Sgt McCaig and Sgt Watson do a “walk through” at the pub to check no licensing laws are being breached.

They check the capacity at the venues, how many security guards are on, if water is freely available and whether there are any incidents to report.

They kick out patrons who are too drunk and make sure the “no shots after midnight” rule is enforced.

Sgt McCaig said things are a lot better in Dean Street compared to five years ago. The lock-out and no shots rule has helped.

He said security guards from the clubs and pubs had also helped. They patrol for metres up and down the street, not just directly outside their venue, and do so for an hour after the pubs and clubs close.

“It really complements us,” Sgt McCaig said.

He said food venues, however, needed to employ security guards to temper congregating crowds; and the availability of taxis was still a problem.

The officers go back to the station to jump into a car to respond to a job in Lavington. 

As Sgt McCaig said earlier, at least for this Friday night, the suburbs was where the action was at.

At 3am, outside City Walk Arcade, about five people sat on a bench busking. 

Anthony Reid, known as Bones, is 28 and has busked on Dean Street in the wee hours for the past eight months.

“It’s fun. Everyone’s out partying and we’ve come to make money,” he said.

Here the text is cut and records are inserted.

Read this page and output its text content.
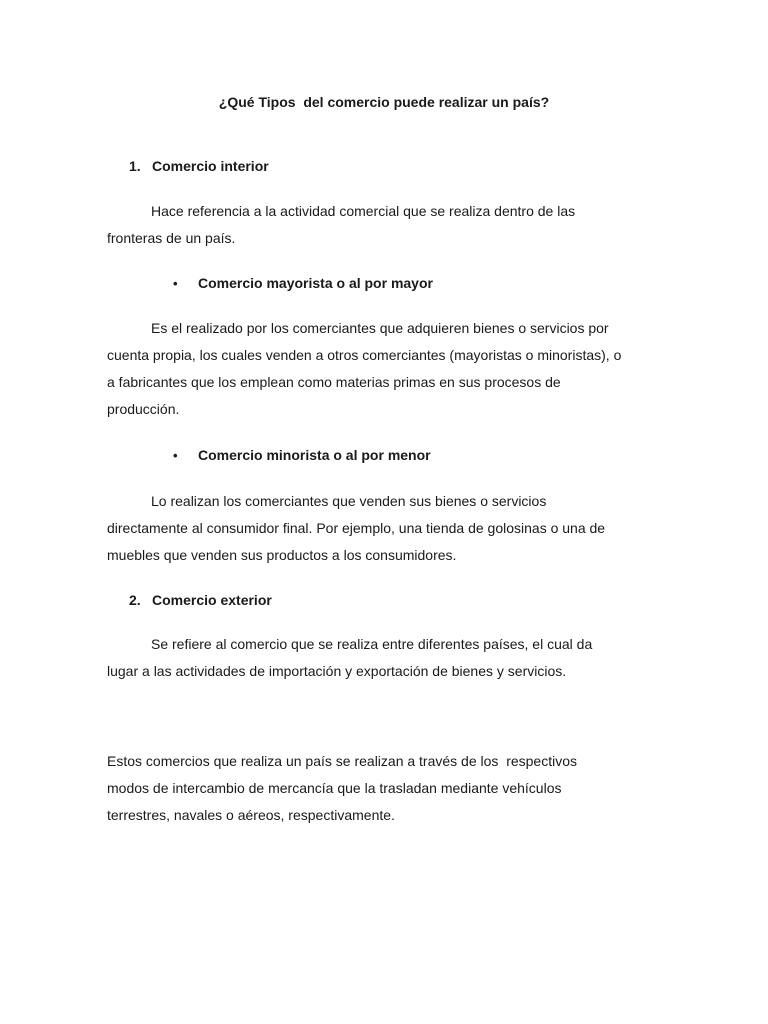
¿Qué Tipos  del comercio puede realizar un país?
1. Comercio interior
Hace referencia a la actividad comercial que se realiza dentro de las
fronteras de un país.
• Comercio mayorista o al por mayor
Es el realizado por los comerciantes que adquieren bienes o servicios por
cuenta propia, los cuales venden a otros comerciantes (mayoristas o minoristas), o
a fabricantes que los emplean como materias primas en sus procesos de
producción.
• Comercio minorista o al por menor
Lo realizan los comerciantes que venden sus bienes o servicios
directamente al consumidor final. Por ejemplo, una tienda de golosinas o una de
muebles que venden sus productos a los consumidores.
2. Comercio exterior
Se refiere al comercio que se realiza entre diferentes países, el cual da
lugar a las actividades de importación y exportación de bienes y servicios.
Estos comercios que realiza un país se realizan a través de los  respectivos
modos de intercambio de mercancía que la trasladan mediante vehículos
terrestres, navales o aéreos, respectivamente.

He and his mate Reid Mitchell, 18, met busking and the pair often witness some form of violence on Dean Street.

Bones has seen a girl get a chunk of flesh bitten from her leg and Reid saw a man back-hand his girlfriend.

“If you’re looking for a fight you can find one and lots of people are looking for a fight,” Bones said.

One of their friends, who did not want to be named, said she generally went out twice a week and that trouble was easy to find.

Because she’s out a lot, she said, there are those who offer her mushrooms, ecstasy and “lots of different things”  — not that she takes them.

She said the lock-out and the no shots after midnight rule meant some people were looking to drugs to get a buzz.

Dean Street was at its busiest at 3am as revellers walk from Paddy’s to taxi ranks and late-night eateries.

Sweethearts Pizza owner Daryl Betteridge, who’s had about 700 through his doors that night, sits on the bonnet of his car out the front.

At least five security guards from the Bended Elbow and Paddy’s are also there. Mr Betteridge said from 3am on Saturday and Sunday mornings, the guards stop by.

“This flies in the face of what I think is ill-informed or inflammatory comments that the food shops should have security guards,” he said.

“I firmly believe that we have enough security guards when it’s needed. It’s controlled and it works.”

The exceptions to that are the recent injuries suffered by Brian O’Boyle and Jason James.

Mr O’Boyle was king-hit from behind on November 29 and was left with a broken jaw, nose and scratched eye.

Mr James is permanently blind in his left eye after he was bashed in an unprovoked attack on November 11.

Both incidents occurred at the eastern end of Dean Street between David and Olive Streets.

“Unfortunately a couple of incidents, and rightly so, have brought it into the light,” Mr Betteridge said.